UN BUS HEURTE UN ARBRE, 28 BLESSES LEGERS

27 sont tombés de l’arbre.

Tous nos lecteurs se rappellent de cette nouvelle parue dans l’édition du 26 juillet 2017 de notre journal. Après une longue enquête, nous avons pu retrouver les protagonistes de cette étrange affaire qui avait alors défrayé la chronique arboricole.

Rappelons les faits : le 24 juillet en fin de matinée, quelque part dans notre beau pays, un bus heurte un arbre. Le bilan est de 28 blessés, heureusement légers, dont 27 tombés de l’arbre. Les victimes sont néanmoins conduites à l’hôpital pour examen complémentaire.

Sauf l’arbre qui lui reste sur place.

Nous avons retrouvés ces sympathiques rescapés et les avons réunis au « Café du platane », à proximité immédiate du lieu de leur mésaventure, pour les interroger sur la raison de leur présence dans cet arbre.

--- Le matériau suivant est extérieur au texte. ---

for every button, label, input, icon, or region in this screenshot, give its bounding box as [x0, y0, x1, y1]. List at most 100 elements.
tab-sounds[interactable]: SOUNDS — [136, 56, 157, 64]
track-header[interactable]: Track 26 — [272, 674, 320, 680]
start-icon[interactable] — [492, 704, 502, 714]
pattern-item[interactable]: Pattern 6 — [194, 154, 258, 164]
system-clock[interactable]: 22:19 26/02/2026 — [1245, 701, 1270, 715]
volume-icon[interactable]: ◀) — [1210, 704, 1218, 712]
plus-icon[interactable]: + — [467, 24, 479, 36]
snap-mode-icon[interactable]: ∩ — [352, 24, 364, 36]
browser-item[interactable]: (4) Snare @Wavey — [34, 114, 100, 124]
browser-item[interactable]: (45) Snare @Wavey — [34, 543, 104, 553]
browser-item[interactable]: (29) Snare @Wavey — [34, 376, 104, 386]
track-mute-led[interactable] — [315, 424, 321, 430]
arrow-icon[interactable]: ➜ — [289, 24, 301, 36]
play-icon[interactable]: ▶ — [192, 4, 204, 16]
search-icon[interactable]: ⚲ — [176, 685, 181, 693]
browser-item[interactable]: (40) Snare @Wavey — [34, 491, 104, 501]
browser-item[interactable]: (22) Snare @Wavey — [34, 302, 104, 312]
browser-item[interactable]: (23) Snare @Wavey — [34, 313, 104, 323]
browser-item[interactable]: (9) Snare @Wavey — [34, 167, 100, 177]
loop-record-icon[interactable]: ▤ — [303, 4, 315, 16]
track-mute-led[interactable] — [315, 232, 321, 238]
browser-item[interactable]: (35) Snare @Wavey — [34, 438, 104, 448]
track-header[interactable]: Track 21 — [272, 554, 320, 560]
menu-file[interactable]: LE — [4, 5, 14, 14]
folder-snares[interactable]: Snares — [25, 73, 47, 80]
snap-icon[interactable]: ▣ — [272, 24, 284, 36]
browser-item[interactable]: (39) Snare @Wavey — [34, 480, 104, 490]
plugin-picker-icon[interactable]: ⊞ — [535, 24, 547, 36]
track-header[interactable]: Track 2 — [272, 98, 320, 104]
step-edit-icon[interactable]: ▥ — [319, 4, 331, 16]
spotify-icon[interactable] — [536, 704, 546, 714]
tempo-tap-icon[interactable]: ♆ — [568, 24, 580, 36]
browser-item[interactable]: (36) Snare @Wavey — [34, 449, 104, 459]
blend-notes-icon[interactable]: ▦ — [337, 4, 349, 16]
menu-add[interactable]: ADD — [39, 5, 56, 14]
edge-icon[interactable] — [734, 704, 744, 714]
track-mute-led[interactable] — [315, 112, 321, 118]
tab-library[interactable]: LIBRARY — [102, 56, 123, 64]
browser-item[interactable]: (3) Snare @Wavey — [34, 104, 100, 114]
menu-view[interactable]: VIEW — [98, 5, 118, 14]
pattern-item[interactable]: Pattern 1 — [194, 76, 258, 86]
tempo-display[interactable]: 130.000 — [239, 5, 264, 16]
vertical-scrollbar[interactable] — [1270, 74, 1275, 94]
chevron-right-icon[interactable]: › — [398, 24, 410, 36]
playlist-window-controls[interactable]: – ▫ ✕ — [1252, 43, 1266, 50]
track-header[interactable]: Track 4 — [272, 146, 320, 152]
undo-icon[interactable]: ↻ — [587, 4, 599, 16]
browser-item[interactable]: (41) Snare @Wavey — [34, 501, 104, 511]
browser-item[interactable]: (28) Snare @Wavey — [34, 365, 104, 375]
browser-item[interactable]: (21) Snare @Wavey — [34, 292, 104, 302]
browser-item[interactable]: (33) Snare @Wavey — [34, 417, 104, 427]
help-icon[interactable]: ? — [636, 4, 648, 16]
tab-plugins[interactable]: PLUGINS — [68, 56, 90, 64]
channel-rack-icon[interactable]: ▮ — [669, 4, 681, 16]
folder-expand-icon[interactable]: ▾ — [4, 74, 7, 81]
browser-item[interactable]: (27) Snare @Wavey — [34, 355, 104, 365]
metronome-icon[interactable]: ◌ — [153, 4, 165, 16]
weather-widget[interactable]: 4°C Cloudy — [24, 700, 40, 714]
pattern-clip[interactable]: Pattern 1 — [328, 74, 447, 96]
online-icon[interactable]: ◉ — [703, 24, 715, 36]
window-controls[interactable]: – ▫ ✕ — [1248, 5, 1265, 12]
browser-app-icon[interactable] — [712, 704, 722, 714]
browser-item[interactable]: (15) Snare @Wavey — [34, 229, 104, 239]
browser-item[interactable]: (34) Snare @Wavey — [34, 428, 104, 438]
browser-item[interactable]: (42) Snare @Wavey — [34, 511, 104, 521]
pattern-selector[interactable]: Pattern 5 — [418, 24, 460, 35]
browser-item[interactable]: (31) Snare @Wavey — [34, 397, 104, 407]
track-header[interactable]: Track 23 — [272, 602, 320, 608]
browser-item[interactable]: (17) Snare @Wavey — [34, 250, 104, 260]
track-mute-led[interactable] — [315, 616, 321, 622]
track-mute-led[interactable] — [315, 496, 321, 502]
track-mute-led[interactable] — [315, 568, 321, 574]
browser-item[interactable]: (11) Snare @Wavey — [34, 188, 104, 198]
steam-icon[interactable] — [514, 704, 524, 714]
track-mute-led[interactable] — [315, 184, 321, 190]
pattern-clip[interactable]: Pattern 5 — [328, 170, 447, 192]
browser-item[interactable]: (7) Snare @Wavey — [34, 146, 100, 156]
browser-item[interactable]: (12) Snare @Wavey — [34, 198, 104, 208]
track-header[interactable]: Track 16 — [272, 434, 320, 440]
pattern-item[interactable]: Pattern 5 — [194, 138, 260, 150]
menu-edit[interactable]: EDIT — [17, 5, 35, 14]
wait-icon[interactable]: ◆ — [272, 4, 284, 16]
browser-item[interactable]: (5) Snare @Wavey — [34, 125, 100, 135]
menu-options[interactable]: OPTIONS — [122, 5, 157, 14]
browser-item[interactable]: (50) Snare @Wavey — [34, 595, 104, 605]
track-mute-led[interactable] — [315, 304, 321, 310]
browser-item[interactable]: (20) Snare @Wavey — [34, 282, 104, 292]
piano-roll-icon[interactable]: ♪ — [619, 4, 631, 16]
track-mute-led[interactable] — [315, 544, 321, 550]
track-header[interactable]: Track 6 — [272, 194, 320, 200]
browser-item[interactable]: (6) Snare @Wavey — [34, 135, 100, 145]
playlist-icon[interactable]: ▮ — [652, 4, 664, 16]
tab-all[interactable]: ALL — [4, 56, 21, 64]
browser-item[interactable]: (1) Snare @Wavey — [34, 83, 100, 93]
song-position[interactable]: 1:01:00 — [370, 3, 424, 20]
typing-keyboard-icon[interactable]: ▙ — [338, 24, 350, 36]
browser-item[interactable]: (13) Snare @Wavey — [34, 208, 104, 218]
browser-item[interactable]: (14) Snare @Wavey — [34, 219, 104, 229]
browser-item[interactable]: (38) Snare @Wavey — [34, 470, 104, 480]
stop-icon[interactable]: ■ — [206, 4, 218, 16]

Les raisons devrions nous dire car elles sont diverses et variées.

La première à s’exprimer est Madame la Député L… : « j’entendais alors protester contre le scandaleux rejet de ma candidature au perchoir de l’assemblée nationale ».

Puis, l’adjudant M…, au nom des six parachutistes belges de son groupe : « à l’armée, quand on te dit de sauter, une fois, tu comptes ni deux ni trois… ».

Madame N…, porte-parole des dix militants contre un projet d’accrobranche au Sahara occidental : « l’effet papillon, il faut le voir venir de loin ».

Monsieur P… et ses neuf camarades élagueurs intermittents: « en chômage technique depuis fin décembre, nous exigions l’extension du mois d’octobre à toute l’année ».

Et tous de déplorer la précarité des conditions qui régnaient alors à tous les étages de cet auguste platane et de dénoncer la ridicule proposition du Préfet de les reloger quelque part en forêt guyanaise. Chacun assura poursuivre la lutte pour l’accession du plus grand nombre à la France d’en haut. Sauf les belges qui revendiquèrent leur attachement à leur plat pays. Encore une occasion de constater à quel point l’Europe des forêts reste à construire.

Après ce moment de partage républicain et une dernière tournée, les unes et les autres entreprirent un pèlerinage au pied de l’arbre et même une escalade souvenir pour les moins alcoolisés.

Azor lui, le chien du café, aboya son mécontentement en exigeant qu’on le lui rende immédiatement.